If the integration doctrine applies, the law applies whichever offering has the stricter rules — in this case, 506(b). That means any advertising done under the “506(c)” offering could suddenly look like illegal general solicitation under 506(b) rules, putting the exemption for the entire combined offering at risk.
The Fix: SEC Rule 152 (the 2020 “Harmonizing” Rule)
In 2020, the SEC introduced Rule 152 specifically to address this gray area. The core idea, in plain terms:
Two offerings will not be integrated if, based on the facts and circumstances, an exemption is independently available for each one.
Two practical pieces make this work:
- Keep the 506(b) offering clean. As long as the issuer maintains a genuine, pre-existing, substantive relationship with its 506(b) investors and avoids any general solicitation for that offering, it stays protected — even while simultaneously advertising a separate 506(c) raise.
- 30-day buffer. Any offering that starts more than 30 days before, or after, another offering will not be integrated with it. This is a major improvement: before Rule 152, issuers needed a 90-day gap between offerings to avoid integration.
중요 제한 사항: Rule 152’s safe harbor cannot be used as a workaround to quietly run general solicitation inside what is supposed to be a no-solicitation 506(b) deal. Doing so still risks losing the exemption and unlawfully selling unregistered securities.
히프 라인
Yes, an issuer can run 506(b) and 506(c) offerings concurrently. To do it safely:
- Keep the two investor pools and communications genuinely separate
- Never let solicitation touch the 506(b) investor pool
- Use the 30-day buffer if launching the offerings close together
- Document the substantive, pre-existing relationships behind the 506(b) raise
This summary is for general informational purposes and is not legal advice. Issuers should consult securities counsel before structuring concurrent offerings.

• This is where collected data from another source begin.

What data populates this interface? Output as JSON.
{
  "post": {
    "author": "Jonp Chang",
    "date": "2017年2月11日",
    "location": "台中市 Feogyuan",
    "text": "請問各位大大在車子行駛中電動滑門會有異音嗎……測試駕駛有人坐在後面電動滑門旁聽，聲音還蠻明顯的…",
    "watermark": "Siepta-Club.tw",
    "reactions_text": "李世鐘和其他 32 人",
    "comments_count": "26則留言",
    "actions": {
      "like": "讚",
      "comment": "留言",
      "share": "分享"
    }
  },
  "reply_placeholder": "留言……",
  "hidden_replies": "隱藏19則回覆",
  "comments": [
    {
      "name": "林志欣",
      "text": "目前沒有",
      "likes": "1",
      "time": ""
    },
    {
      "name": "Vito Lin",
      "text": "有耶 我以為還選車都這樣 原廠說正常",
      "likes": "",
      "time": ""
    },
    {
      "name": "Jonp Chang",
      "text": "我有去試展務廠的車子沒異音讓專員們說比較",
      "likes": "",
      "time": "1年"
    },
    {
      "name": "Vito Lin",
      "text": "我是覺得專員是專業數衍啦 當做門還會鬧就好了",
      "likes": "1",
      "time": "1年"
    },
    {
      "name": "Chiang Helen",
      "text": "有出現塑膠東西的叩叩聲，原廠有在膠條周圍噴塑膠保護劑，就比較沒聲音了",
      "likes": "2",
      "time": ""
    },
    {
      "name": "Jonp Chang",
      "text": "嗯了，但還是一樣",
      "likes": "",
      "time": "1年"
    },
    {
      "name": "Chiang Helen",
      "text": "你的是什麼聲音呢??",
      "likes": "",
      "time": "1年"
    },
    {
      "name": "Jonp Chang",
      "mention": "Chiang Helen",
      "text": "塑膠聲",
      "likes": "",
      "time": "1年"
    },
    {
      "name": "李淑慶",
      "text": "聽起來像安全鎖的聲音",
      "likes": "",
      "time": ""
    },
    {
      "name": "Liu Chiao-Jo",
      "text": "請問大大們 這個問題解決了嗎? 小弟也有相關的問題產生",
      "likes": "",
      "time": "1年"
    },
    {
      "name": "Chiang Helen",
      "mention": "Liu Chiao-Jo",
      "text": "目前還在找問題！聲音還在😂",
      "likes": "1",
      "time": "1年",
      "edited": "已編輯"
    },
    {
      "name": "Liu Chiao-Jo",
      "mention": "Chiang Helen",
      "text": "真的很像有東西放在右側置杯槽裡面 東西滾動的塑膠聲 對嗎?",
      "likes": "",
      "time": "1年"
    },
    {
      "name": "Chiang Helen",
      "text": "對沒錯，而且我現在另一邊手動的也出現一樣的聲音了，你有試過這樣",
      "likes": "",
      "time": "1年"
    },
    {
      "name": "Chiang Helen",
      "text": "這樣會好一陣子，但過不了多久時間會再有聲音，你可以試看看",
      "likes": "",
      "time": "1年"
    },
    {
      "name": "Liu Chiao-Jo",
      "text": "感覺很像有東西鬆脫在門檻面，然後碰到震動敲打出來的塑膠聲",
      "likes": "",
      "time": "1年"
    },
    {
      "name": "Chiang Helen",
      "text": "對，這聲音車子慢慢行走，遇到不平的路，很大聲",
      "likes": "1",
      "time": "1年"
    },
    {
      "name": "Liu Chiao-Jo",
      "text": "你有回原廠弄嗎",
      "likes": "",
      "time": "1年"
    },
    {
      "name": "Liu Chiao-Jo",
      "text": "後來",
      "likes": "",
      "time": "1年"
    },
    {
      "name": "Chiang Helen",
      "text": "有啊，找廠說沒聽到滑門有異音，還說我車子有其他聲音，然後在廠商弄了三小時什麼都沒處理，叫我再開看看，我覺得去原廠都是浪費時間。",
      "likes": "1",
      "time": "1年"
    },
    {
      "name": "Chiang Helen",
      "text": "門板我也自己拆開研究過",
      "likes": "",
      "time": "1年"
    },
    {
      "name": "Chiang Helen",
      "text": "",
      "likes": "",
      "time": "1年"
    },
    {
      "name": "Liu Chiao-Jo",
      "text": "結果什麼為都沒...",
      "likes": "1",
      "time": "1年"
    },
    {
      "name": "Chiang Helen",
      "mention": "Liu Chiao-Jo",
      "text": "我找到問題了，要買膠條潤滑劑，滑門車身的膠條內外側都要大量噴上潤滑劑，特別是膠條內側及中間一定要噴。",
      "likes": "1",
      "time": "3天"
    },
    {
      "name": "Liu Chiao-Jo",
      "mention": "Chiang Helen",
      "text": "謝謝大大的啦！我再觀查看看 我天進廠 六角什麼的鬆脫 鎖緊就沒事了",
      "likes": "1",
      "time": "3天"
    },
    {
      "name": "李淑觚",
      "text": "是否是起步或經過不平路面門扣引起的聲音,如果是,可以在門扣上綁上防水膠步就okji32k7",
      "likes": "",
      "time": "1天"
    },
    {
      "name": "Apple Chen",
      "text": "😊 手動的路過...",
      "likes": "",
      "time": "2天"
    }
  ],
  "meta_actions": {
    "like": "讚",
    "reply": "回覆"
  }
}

Manhattan Street Capital is not a law firm, valuation service, underwriter, broker-dealer, or Title III crowdfunding portal, and we do not engage in any activities requiring any such registration. We do not provide advice on investments. Manhattan Street Capital does not structure transactions. Do not interpret any advice from Manhattan Street Capital staff as a replacement for advice from service providers in these professions. When Rod Turner provides advice, it is based on his observations of what works and what does not from a marketing perspective in online offerings. Rod does not tell the audience what to do or how to do it. He advises the audience on what is most likely to be cost-effectively marketed online. The choices of all aspects of companies’ offerings are made by the companies that make the offerings.
로드 터너
로드 터너는 맨해튼 스트리트 캐피털(Manhattan Street Capital)의 설립자 겸 CEO로, A+ 규정을 활용하여 성숙한 스타트업 및 중견기업의 자금 조달을 지원하는 업계 1위 성장 자본 서비스 제공업체입니다. 터너는 시만텍/노턴(SYMC), 애쉬튼 테이트, 마이크로포트, 놀리지 어드벤처 등 여러 성공적인 기업을 육성하는 데 핵심적인 역할을 담당했습니다. 그는 벤처 캐피털 회사(어바인 벤처스)를 설립하고 블룸, 에이미리스(AMRS), 애스크 지브스, eASIC 등에 엔젤 투자 및 메자닌 투자를 진행한 경험이 풍부한 투자자이기도 합니다.